"My relationship with illustration as a craft has had its ups and downs. Only last year, I remember telling a few friends how it had ceased to fascinate me, and wasn't something I would necessarily pursue. Back then, I knew how to digitally illustrate, but only at a very surface level - I had barely begun to explore. Fast forward to 2020, and I now seemingly live to draw.
Under lockdown, I had decided to explore a bunch of career options - I wrote, designed, and completed a fine arts portfolio (anything other than what concerned my Fashion Design degree). After a while, I had narrowed down to graphic design and illustration, and am now actively learning from scratch. It is a tremendously lonely experience to learn by yourself. No matter how many people you ask for advice, and how many people will encourage you and call you and your work fantastic (all which I am thankful for!) - in the end, tackling a new skill is purely your own battle. I had decided to pick up digital illustration again first, as it seemed like familiar territory. After a lot of struggling and honing, I am now at a place where I can clock my progress. These shiny stories of success really do have the most mundane backstories. It really is about getting up to do something, no matter how small, but everyday.
As I spend more time in North India, I realise how my life in Cochin was a time to be treasured. I will never forget how I once excitedly clicked pictures of palm trees last year at one of my fashion shoot locations, when it hit me that I have actually spent most of my life growing up with them right in my backyard. It was strange realising that the distance from home was not only physical, but mental as well. The lockdown at the start was a period of utter cluelessness, and drawing home - to reminisce, to miss, to learn, to connect - felt right.
The illustrations are referenced from pictures I had clicked of my neighbourhood on previous trips back home.

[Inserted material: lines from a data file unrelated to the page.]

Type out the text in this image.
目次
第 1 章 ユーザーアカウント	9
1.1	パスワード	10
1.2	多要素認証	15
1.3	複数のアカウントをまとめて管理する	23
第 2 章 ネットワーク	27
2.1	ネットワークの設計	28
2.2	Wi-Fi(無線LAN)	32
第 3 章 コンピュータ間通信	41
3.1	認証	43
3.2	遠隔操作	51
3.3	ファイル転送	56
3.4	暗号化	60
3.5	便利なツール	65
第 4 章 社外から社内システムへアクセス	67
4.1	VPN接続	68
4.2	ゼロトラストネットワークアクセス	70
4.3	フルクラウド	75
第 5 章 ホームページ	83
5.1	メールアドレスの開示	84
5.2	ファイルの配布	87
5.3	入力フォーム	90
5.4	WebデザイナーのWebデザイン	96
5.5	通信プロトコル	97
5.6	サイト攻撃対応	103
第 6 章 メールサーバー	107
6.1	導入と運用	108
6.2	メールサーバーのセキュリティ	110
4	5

I gravitated towards warm, nostalgic evenings with my colour palette. My first illustration in the series was quick, with thick, chunky linework and a careful carelessness - and this progressed to different styles, all in the same series. The church has barely any lines in comparison - it is only bathed in light. Each line of the last piece's palm leaves were calculated, when I had every right to scribble out that mass. It was endlessly fascinating to discover how I would render each and every element of the photograph. As I drew, I would recall memories associated with whichever place I was illustrating at the time. The shopkeeper at Babu Stores is an especially kind man.
Every time I start a series, I list down what it is that I expect to learn from it. The Cochin series seems to have taught me -
1) colour
2) landscape
3) lighting
4) perspective;
and that I have enough palm trees waiting for me back home."